Erster Stolperstein für Euthanasie-Opfer Alfred Rapp

Alfred Rapp, von den Nazis ermordet am 31. Mai 1940, ist das erste Euthanasie-Opfer, dem in Kehl mit einem Stolperstein gedacht werden wird. Gunter Demnig, Künstler und Initiator der Stolpersteinaktion, wird ihn persönlich am Donnerstag, 28. März, um 13.30 Uhr in der Hauptstraße verlegen, dort, wo der Sohn des Bäckers David Rapp II und Salomea Rapp seinen letzten Wohnsitz hatte.
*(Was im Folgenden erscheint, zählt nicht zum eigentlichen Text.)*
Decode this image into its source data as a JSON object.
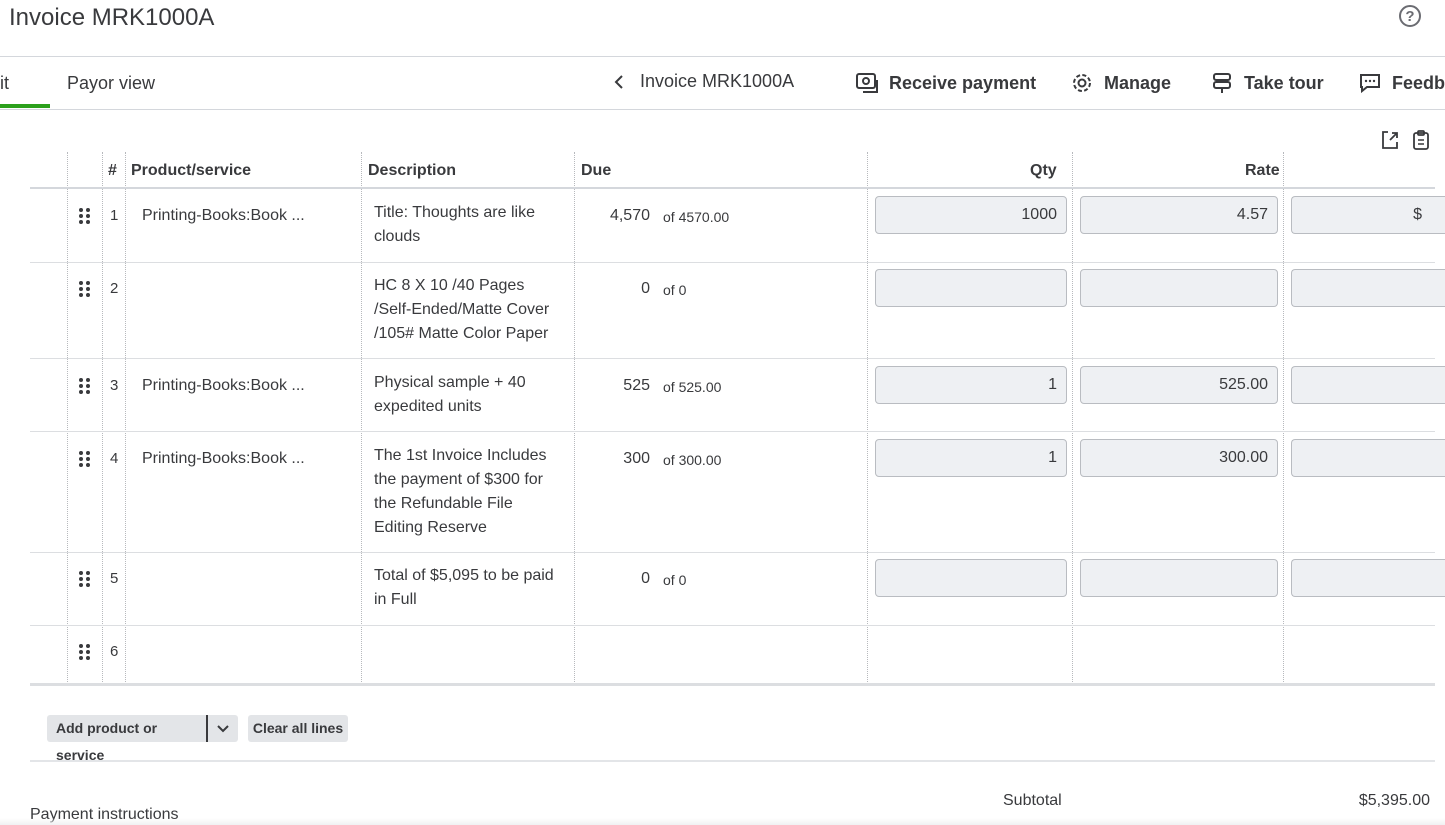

63 Stolpersteine sind in Kehl zum Gedenken an jüdische Opfer der Nazi-Diktatur ins Pflaster eingelassen – mit dem 64. wird der erste Stolperstein an einen Menschen erinnern, der wie 10 653 andere Patientinnen und Patienten, die psychisch krank oder geistig behindert waren, in der Tötungsanstalt Grafeneck auf der Schwäbischen Alb durch Gas ermordet worden ist. 28 Opfer aus der Kernstadt und 13 aus den Ortschaften hat Archiv- und Museumsleiterin Dr. Ute Scherb bei ihren Nachforschungen bislang gefunden.
Eines davon ist der am 10. Januar 1888 in Dorf Kehl geborene Alfred Rapp. Unmittelbar nach dem Beginn des Ersten Weltkriegs wurde der 26-Jährige in das Infanterie-Regiment Nummer 170 eingezogen. Er kämpfte an der Westfront, wo er schon am 8. September 1914 als vermisst gemeldet wurde. Alfred Rapp wurde verwundet gefunden und befand sich mindestens bis November 1914 in einem Lazarett. Welche Verletzungen er erlitten hatte, ist nicht bekannt, doch wurde er körperlich offenbar soweit wieder hergestellt, dass er zurück an die Front geschickt werden konnte. Im Oktober 1918, kurz vor Kriegsende, galt Alfred Rapp erneut als vermisst, tauchte erneut wieder auf und befand sich bis 1920 in einem Lager für Kriegsgefangene.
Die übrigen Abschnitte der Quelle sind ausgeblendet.